Atahualpa Fernandez(




"La misma nueva sociedad, a través de los dos
mil quinientos años de su existencia, no ha sido
nunca más que el desarrollo de una ínfima minoría a
expensas de una inmensa mayoría de explotados y
oprimidos; y esto es hoy más que nunca." Friedrich
Engels




É uma evidência real, mais além que qualquer debate razoável, que a
vida é complexa, uma mescla do normal e do absurdo em combinações amiúde
desorientadoras, e que em qualquer esquina a experiência da absurda
desigualdade nos golpeia a cara. Uma espécie de absurdo que parece ser um
aspecto comum a toda sociedade humana. Qualquer grupo ou sistema social
complexo apresenta alguma forma de desigualdade. Se rechaçamos a ajuda
enganosa da religião e das boas intenções filosóficas, então temos que
reconhecer que o mundo é um caos, uma anarquia, um universo despojado da
ilusória igualdade, um jardim de desigualdades, onde a vida de cada ser
humano é um capítulo de acidentes e que nada pode fazer-nos invulneráveis à
fortuna (ao azar social e genético) - de fato, a (grande) vantagem da
realidade sobre a ficção é que não necessita fazer malabarismos para
parecer realista.[1]
A plena igualdade ou «igualdade total» é fruto de nossa imaginação
(não do modo em que vivemos) e o culto à onipotente liberdade (de eleição e
de decisão) em uma sociedade igualitária e fraterna é outra das inúmeras
fábulas que inventamos e nos contamos uns a outros, um mero reflexo da
necessidade que temos de improvisar nossas vidas (J. Gray). Inevitável não
pensar em Albert Camus que, em outro contexto, insistia em que sempre há
que manter uma distância irônica entre a ordem imaginada e inventada da
vida e o conhecimento do absurdo "de esta misma vida, no sea que el
significado ficticio tome el lugar del real".

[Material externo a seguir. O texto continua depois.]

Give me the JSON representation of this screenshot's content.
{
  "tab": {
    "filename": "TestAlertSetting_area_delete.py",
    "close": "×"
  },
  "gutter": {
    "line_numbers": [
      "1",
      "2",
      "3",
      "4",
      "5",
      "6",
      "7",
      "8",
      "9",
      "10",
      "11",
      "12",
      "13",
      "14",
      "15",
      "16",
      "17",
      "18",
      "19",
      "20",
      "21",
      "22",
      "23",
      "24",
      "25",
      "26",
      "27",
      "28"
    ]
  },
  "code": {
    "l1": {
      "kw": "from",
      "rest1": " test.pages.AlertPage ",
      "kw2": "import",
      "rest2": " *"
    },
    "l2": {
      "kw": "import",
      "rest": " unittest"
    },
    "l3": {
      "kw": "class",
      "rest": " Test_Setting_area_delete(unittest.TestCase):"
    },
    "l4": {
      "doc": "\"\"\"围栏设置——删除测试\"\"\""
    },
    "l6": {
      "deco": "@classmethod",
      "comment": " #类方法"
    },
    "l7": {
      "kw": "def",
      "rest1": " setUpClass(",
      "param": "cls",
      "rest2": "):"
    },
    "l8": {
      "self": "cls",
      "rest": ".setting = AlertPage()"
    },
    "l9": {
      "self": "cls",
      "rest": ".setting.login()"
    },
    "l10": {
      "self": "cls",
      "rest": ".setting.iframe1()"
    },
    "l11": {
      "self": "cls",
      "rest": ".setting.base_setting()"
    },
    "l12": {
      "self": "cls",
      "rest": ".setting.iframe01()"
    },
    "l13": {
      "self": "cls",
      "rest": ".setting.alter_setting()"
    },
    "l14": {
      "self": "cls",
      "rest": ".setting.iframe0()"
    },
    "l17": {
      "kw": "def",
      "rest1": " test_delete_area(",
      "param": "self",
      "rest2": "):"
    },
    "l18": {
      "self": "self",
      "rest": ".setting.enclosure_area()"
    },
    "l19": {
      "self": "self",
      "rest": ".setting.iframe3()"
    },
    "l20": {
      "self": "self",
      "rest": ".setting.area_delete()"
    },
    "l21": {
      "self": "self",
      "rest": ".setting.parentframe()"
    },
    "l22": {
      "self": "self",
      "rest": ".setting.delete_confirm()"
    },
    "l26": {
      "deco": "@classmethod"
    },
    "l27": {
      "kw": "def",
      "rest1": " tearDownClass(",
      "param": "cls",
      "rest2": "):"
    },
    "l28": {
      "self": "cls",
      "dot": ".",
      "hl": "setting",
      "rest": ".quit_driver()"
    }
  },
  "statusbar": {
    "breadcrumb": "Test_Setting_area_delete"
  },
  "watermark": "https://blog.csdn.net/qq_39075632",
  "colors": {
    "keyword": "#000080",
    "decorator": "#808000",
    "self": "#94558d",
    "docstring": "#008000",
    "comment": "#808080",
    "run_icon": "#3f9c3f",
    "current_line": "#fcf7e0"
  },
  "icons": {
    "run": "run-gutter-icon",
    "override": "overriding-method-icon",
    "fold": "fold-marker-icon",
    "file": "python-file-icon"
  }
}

Mas, dado que a crença de que todos os humanos são iguais não é mais
que uma versão renovada da convicção monoteísta de que todas as almas são
iguais ante Deus, muitas pessoas buscam (ou encontram) em instâncias não
humanas, transcendentes ou sobrenaturais um meio para proporcionar-lhes
comodidade. Ocorre que isto não serve para dar um significado genuíno à
igualdade porque se trata de outra fantasia. Por exemplo, ou Deus existe ou
não. Se não existe, então é óbvio por que não pode ser a origem do sentido
último da igualdade. Se Deus existe, tendo em conta toda a desigualdade, a
dor e o sofrimento que há no mundo, a única conclusão racional acerca de
Deus é que é um estúpido ou um psicopata. Portanto, a existência de Deus
somente pode fazer a vida mais absurda, nunca menos.

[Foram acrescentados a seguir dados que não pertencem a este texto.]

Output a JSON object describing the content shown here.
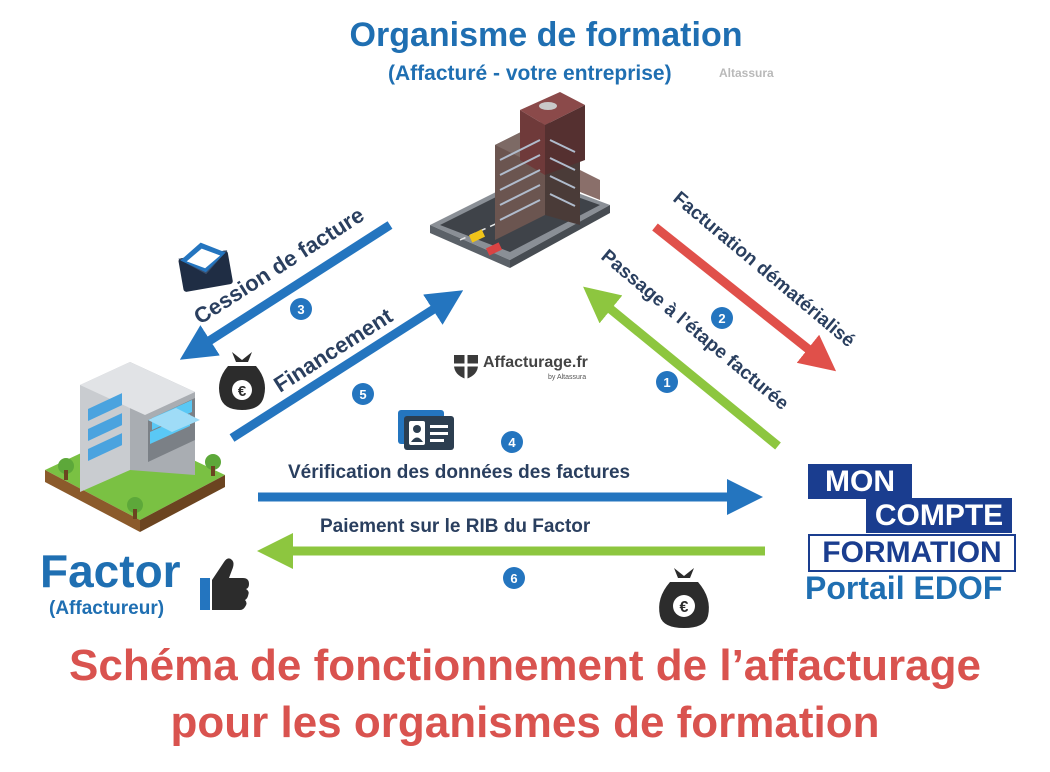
{
  "header": {
    "title": "Organisme de formation",
    "subtitle": "(Affacturé - votre entreprise)",
    "watermark": "Altassura"
  },
  "factor": {
    "title": "Factor",
    "subtitle": "(Affactureur)"
  },
  "portal": {
    "logo_line1": "MON",
    "logo_line2": "COMPTE",
    "logo_line3": "FORMATION",
    "label": "Portail EDOF"
  },
  "center_logo": {
    "name": "Affacturage.fr",
    "by": "by Altassura"
  },
  "flows": [
    {
      "step": "1",
      "label": "Passage à l’étape facturée",
      "color": "#8dc63f"
    },
    {
      "step": "2",
      "label": "Facturation dématérialisé",
      "color": "#e0504a"
    },
    {
      "step": "3",
      "label": "Cession de facture",
      "color": "#2475bf"
    },
    {
      "step": "4",
      "label": "Vérification des données des factures",
      "color": "#2475bf"
    },
    {
      "step": "5",
      "label": "Financement",
      "color": "#2475bf"
    },
    {
      "step": "6",
      "label": "Paiement sur le RIB du Factor",
      "color": "#8dc63f"
    }
  ],
  "footer": {
    "line1": "Schéma de fonctionnement de l’affacturage",
    "line2": "pour les organismes de formation"
  },
  "icons": [
    "office-tower-icon",
    "factor-building-icon",
    "envelope-icon",
    "money-bag-icon",
    "id-card-icon",
    "thumbs-up-icon",
    "shield-logo-icon"
  ]
}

Exposto desta maneira, somente nos resta aceitar que a vida é absurda
e que buscar o sentido do fato de que as ordens imaginadas que a gente crê
sempre tendem a ignorar uma parte substancial da humanidade é um absurdo
ainda maior. Perguntarei outra vez: Como instruir se assumimos que a vida é
assim, que nossa percepção equivocada do mundo e de como este funciona
nunca poderá deter a insuportável multiplicação da desigualdade? A quem
importa verdadeiramente o desconcerto existencial ante tamanha
desigualdade? Qual a estratégia ótima para educar no lado escuro de um
mundo tão absurdamente desigual e ao mesmo tempo refutar toda teoria ou
mecanismo perfeito desenhado para manter a gente convencida de qualquer
coisa, apesar da evidência, da razão, da coerência e das estatísticas em
contra?
Primeiro é convencer-se de que a dificuldade para explicar uma coisa
não significa que essa coisa seja inexplicável. Segundo, que não há que
haver lido de criança aos irmãos Grimm ou a Andersen para saber que nenhuma
teoria (ou práxis), nem da justiça nem da injustiça, pode resultar completa
(e/ou ajudar-nos a navegar pelo mundo social) sem ter em conta o problema
da desigualdade, porque a preocupação pela justiça consiste na eliminação
da injustiça manifesta e não em concentrar-se na busca incessante da
sociedade perfeitamente justa. (J. Shklar)[2]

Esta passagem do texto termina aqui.